What I Learned About Data Lakes
What is a data lake? It is a way for an organization to collect, store, and analyze all of its data in one place. Data in its native format is stored to facilitate user-friendly exploration of the data. The other data lakes feature is automating routine data management and supporting a broad range of analytical use cases.
The data lake's complexity and multiple data streams cause common problems: low data quality and difficulty managing. Without adequate data quality and governance, the lake becomes a swamp. The end-user needs cataloged metadata to know where the data came from and how it was derived. For instance, there is a calculated field, and the end-user needs to know what it represents. Without good data governance, it becomes increasingly difficult to manage the many streams of data. Data governance is tracking where the data is coming from, who touched it, and its relation to other data. The data lake's utility decreases as the data becomes unreliable, and users revert to siloed data sources they trust. To keep a lake from turning into a swamp, it needs to have a single repository without silos, be deployable to near unlimited users and maintain data governance.
You may be familiar with data warehouses, which have been around approximately 20 years longer than data lakes. Data warehouses store highly curated data in a schema that defines the rows and columns. The data attributes need to be known upfront to create the table schema. Lastly, the business must transform unstructured data to align with the table structure. Common unstructured data includes logs, JSON, XML, images, videos, and social media data. Data lakes have no schemas and can organize unstructured data without transformation.
Interestingly end-users can access most data lakes through a data warehouse where a schema is required. Instead of creating the schema upfront, the data lake does so at the time of analysis using the data warehouse as a presentation layer. The data scientist defines the schema for their machine learning, predictive analytic, and data discovery projects using familiar SQL tools.
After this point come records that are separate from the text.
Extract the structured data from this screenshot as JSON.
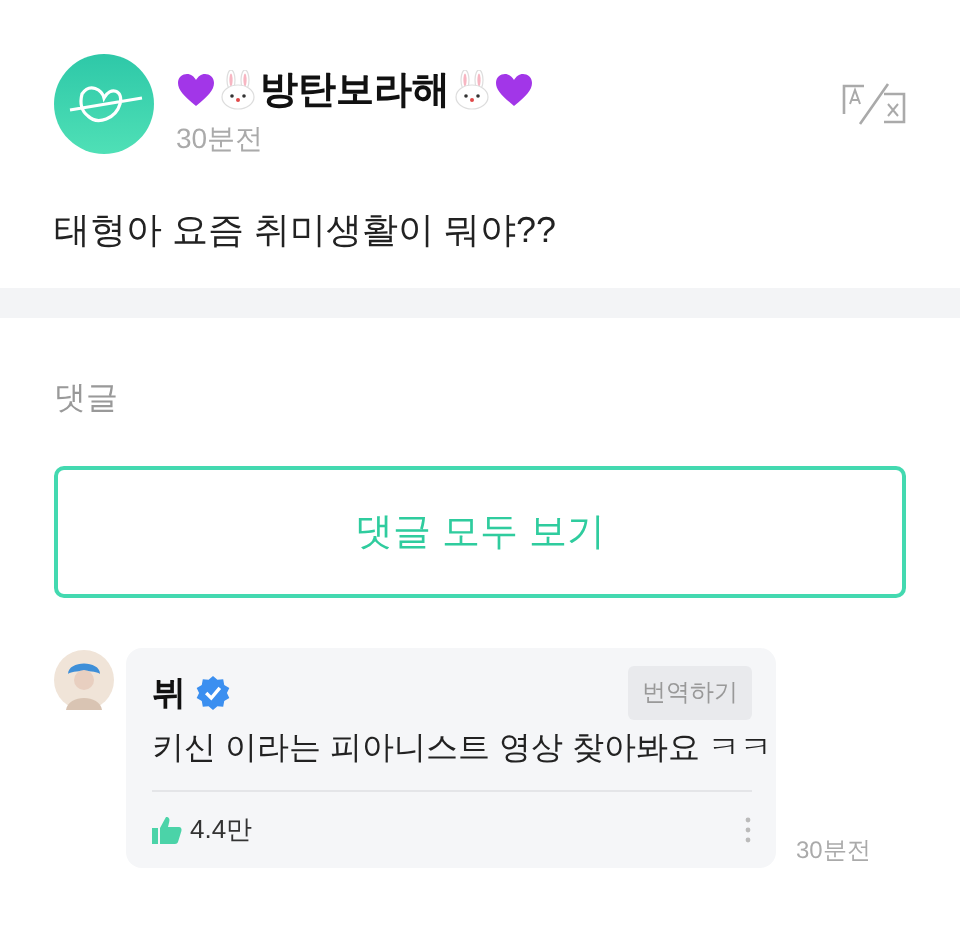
{
  "post": {
    "author": "방탄보라해",
    "time": "30분전",
    "text": "태형아 요즘 취미생활이 뭐야??"
  },
  "comments_section": {
    "heading": "댓글",
    "view_all_button": "댓글 모두 보기",
    "comments": [
      {
        "author": "뷔",
        "verified": true,
        "translate_button": "번역하기",
        "text": "키신 이라는 피아니스트 영상 찾아봐요 ㅋㅋ",
        "likes": "4.4만",
        "time": "30분전"
      }
    ]
  }
}
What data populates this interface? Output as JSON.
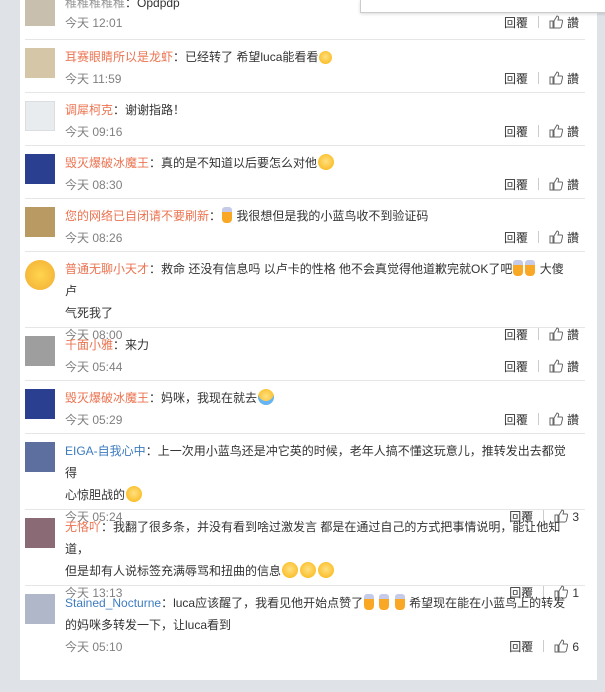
{
  "actions": {
    "reply": "回覆",
    "like_label": "讚"
  },
  "comments": [
    {
      "user": "",
      "text": "Opdpdp",
      "time": "今天 12:01",
      "likes": "",
      "avatar_color": "#c9bfae",
      "user_color": "orange",
      "partial": true
    },
    {
      "user": "耳赛眼睛所以是龙虾",
      "text": "已经转了 希望luca能看看",
      "time": "今天 11:59",
      "likes": "",
      "avatar_color": "#d6c6a8",
      "user_color": "orange"
    },
    {
      "user": "调犀柯克",
      "text": "谢谢指路！",
      "time": "今天 09:16",
      "likes": "",
      "avatar_color": "#e8ecef",
      "user_color": "orange"
    },
    {
      "user": "毁灭爆破冰魔王",
      "text": "真的是不知道以后要怎么对他",
      "time": "今天 08:30",
      "likes": "",
      "avatar_color": "#2a3f8f",
      "user_color": "orange"
    },
    {
      "user": "您的网络已自闭请不要刷新",
      "text": "我很想但是我的小蓝鸟收不到验证码",
      "time": "今天 08:26",
      "likes": "",
      "avatar_color": "#b89a62",
      "user_color": "orange"
    },
    {
      "user": "普通无聊小天才",
      "text": "救命 还没有信息吗 以卢卡的性格 他不会真觉得他道歉完就OK了吧",
      "text2": "大傻卢",
      "text3": "气死我了",
      "time": "今天 08:00",
      "likes": "",
      "avatar_color": "#f6b93b",
      "user_color": "orange"
    },
    {
      "user": "千面小雅",
      "text": "来力",
      "time": "今天 05:44",
      "likes": "",
      "avatar_color": "#9e9e9e",
      "user_color": "orange"
    },
    {
      "user": "毁灭爆破冰魔王",
      "text": "妈咪，我现在就去",
      "time": "今天 05:29",
      "likes": "",
      "avatar_color": "#2a3f8f",
      "user_color": "orange"
    },
    {
      "user": "EIGA-自我心中",
      "text": "上一次用小蓝鸟还是冲它英的时候，老年人搞不懂这玩意儿，推转发出去都觉得",
      "text2": "心惊胆战的",
      "time": "今天 05:24",
      "likes": "3",
      "avatar_color": "#5c6f9e",
      "user_color": "orange"
    },
    {
      "user": "无恪吖",
      "text": "我翻了很多条，并没有看到啥过激发言 都是在通过自己的方式把事情说明，能让他知道，",
      "text2": "但是却有人说标签充满辱骂和扭曲的信息",
      "time": "今天 13:13",
      "likes": "1",
      "avatar_color": "#8a6a74",
      "user_color": "orange"
    },
    {
      "user": "Stained_Nocturne",
      "text": "luca应该醒了，我看见他开始点赞了",
      "text2": "希望现在能在小蓝鸟上的转发",
      "text3": "的妈咪多转发一下，让luca看到",
      "time": "今天 05:10",
      "likes": "6",
      "avatar_color": "#b0b7c9",
      "user_color": "orange"
    }
  ]
}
Data lakes came about to improve data exploration, interactive data analysis, and event-driven analytics. It is challenging to know in advance where correlations in data will come a. By accessing data streams instead of siloed warehouses, it becomes possible to identify new patterns by exploring vast amounts of data at once. Often, the pursuit of business questions leads to more problems. In a siloed data warehouse, additional data means the data scientist needs to extract, transform, and load (ETL) more data for analysis. With a data lake, this interactive data analysis is possible without the additional ETL steps. To monitor business processes requires new data that may not be available in a data warehouse that is updated each morning. To refresh dashboards and reports, a data lake that ingests data streams regularly is required.
Some data lake solutions include Hadoop (multiple variations), Snowflake, Amazon Simple Storage (S3), Microsoft Azure Blob, and Google Cloud Storage. Depending on the provider, they can be cloud-based services that reduce upfront costs and allow flexibility to eliminate time-consuming capacity planning.
Data-driven businesses rely on enterprise resource planning, customer relationship management, and the point of sale for making business decisions. Data scientists can use this business generated information and third party data streams such as weather forecasts, IoT sensors, financial markets, and social media to extract new insights.